Потребность во что бы то ни стало найти объяснение происходящему приводит к скороспелому и потому сомнительному решению, которое, однако, в данный момент становится в известном смысле спасительным для общества (лучше что-нибудь, чем ничего). В поведении Николая Всеволодовича поспешили увидеть, по слову Хроникера, «безобразие рассчитанное и умышленное, […] а стало быть, составлявшее умышленное, до последней степени наглое оскорбление всему обществу» (Х, 39). В этой характеристике общественного мнения бросается в глаза неоднократное указание на «расчет» и «умысел». Показательно, однако, что и то и другое осознается Хроникером как свойства не столько присущие самим поступкам Ставрогина, сколько охотно приписываемые этим поступкам окружающими: «Любопытен был для меня и тот взрыв всеобщей ненависти, с которою все у нас накинулись на „буяна и столичного бретера“. Непременно хотели видеть [курсив мой. – Е. Л.] наглый умысел и рассчитанное намерение разом оскорбить все общество» (Х, 40).
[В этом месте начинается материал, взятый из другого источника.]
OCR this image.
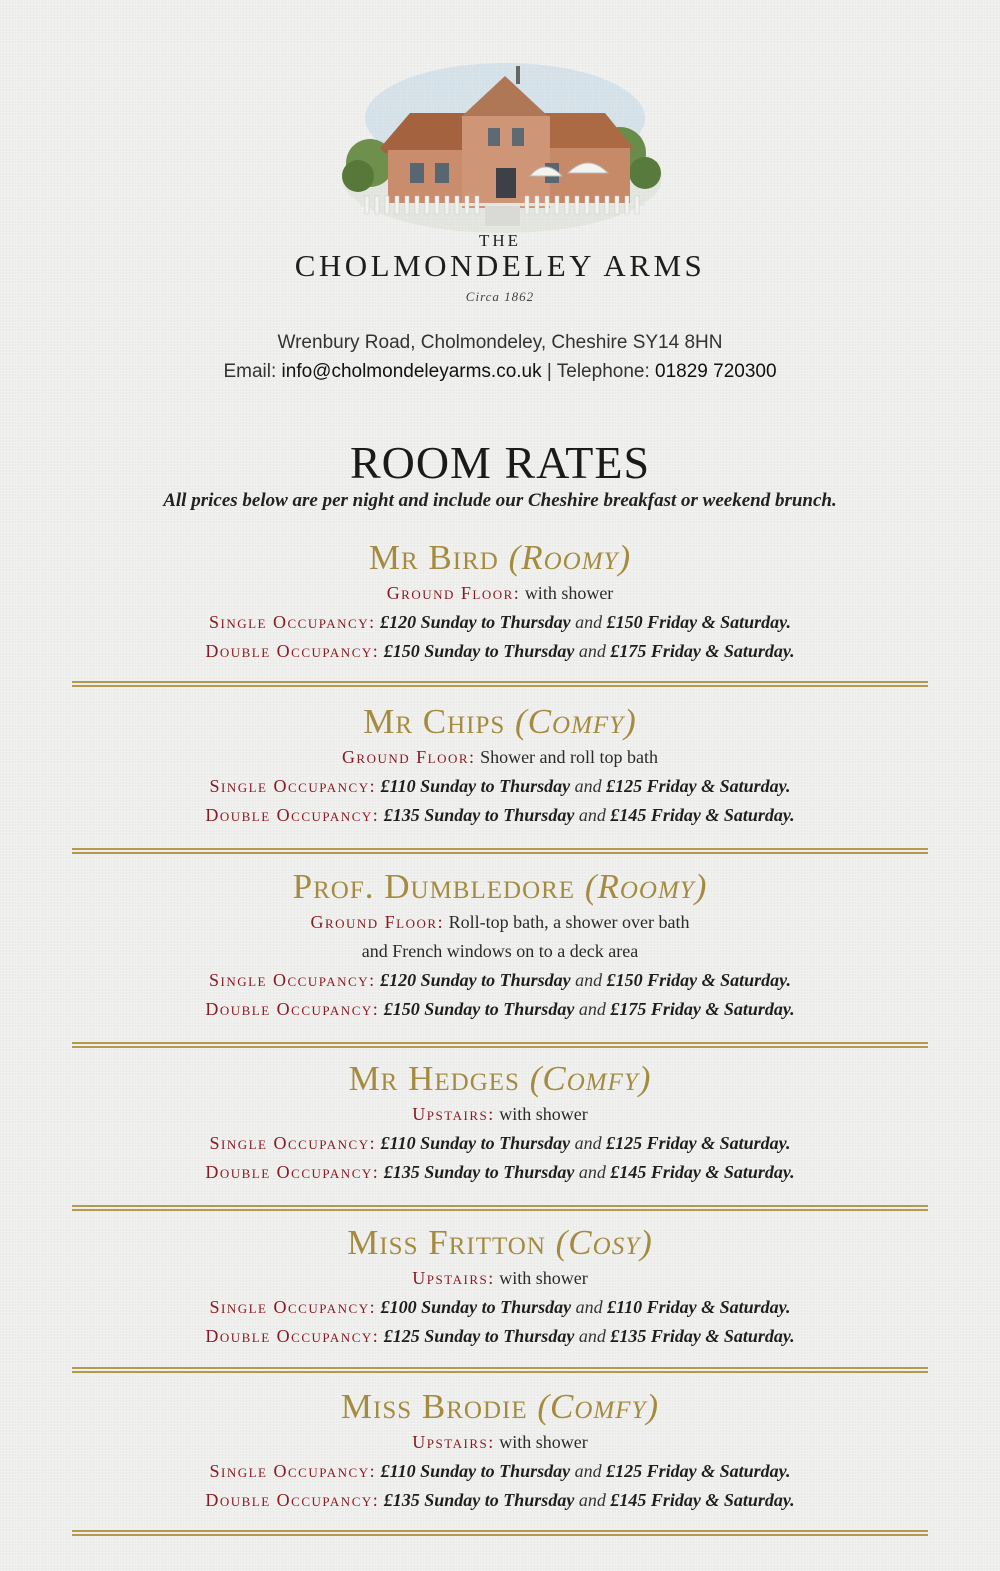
THE
CHOLMONDELEY ARMS
Circa 1862
Wrenbury Road, Cholmondeley, Cheshire SY14 8HN
Email: info@cholmondeleyarms.co.uk | Telephone: 01829 720300
ROOM RATES
All prices below are per night and include our Cheshire breakfast or weekend brunch.
Mr Bird (Roomy)
Ground Floor: with shower
Single Occupancy: £120 Sunday to Thursday and £150 Friday & Saturday.
Double Occupancy: £150 Sunday to Thursday and £175 Friday & Saturday.
Mr Chips (Comfy)
Ground Floor: Shower and roll top bath
Single Occupancy: £110 Sunday to Thursday and £125 Friday & Saturday.
Double Occupancy: £135 Sunday to Thursday and £145 Friday & Saturday.
Prof. Dumbledore (Roomy)
Ground Floor: Roll-top bath, a shower over bath
and French windows on to a deck area
Single Occupancy: £120 Sunday to Thursday and £150 Friday & Saturday.
Double Occupancy: £150 Sunday to Thursday and £175 Friday & Saturday.
Mr Hedges (Comfy)
Upstairs: with shower
Single Occupancy: £110 Sunday to Thursday and £125 Friday & Saturday.
Double Occupancy: £135 Sunday to Thursday and £145 Friday & Saturday.
Miss Fritton (Cosy)
Upstairs: with shower
Single Occupancy: £100 Sunday to Thursday and £110 Friday & Saturday.
Double Occupancy: £125 Sunday to Thursday and £135 Friday & Saturday.
Miss Brodie (Comfy)
Upstairs: with shower
Single Occupancy: £110 Sunday to Thursday and £125 Friday & Saturday.
Double Occupancy: £135 Sunday to Thursday and £145 Friday & Saturday.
Очевидно, что поспешность, с которой поведение Ставрогина попытались объяснить его желанием нанести оскорбление обществу, свидетельствует в первую очередь о том, что само сознание объясняющих не справляется с фактом, выпадающим из системы привычных, понятных, общепринятых причинно-следственных отношений. Необъясненное, поведение Ставрогина лишает упорядоченный до сих пор мир стабильности и надежности; этот мир перестает быть миропорядком: он оказывается раскоординированным, непредсказуемым, и в таком мире невозможно больше ориентироваться. Поэтому-то все общественные усилия и бросаются на то, чтобы залатать образовавшуюся брешь в цепи причинно-следственных связей, то есть сделать непонятное понятным. Именно стремление восстановить нарушенный порядок слышится в обращенных к губернатору требованиях членов клуба «немедленно обуздать вредного буяна», найти «и на господина Ставрогина какой-нибудь закон» (Х, 39).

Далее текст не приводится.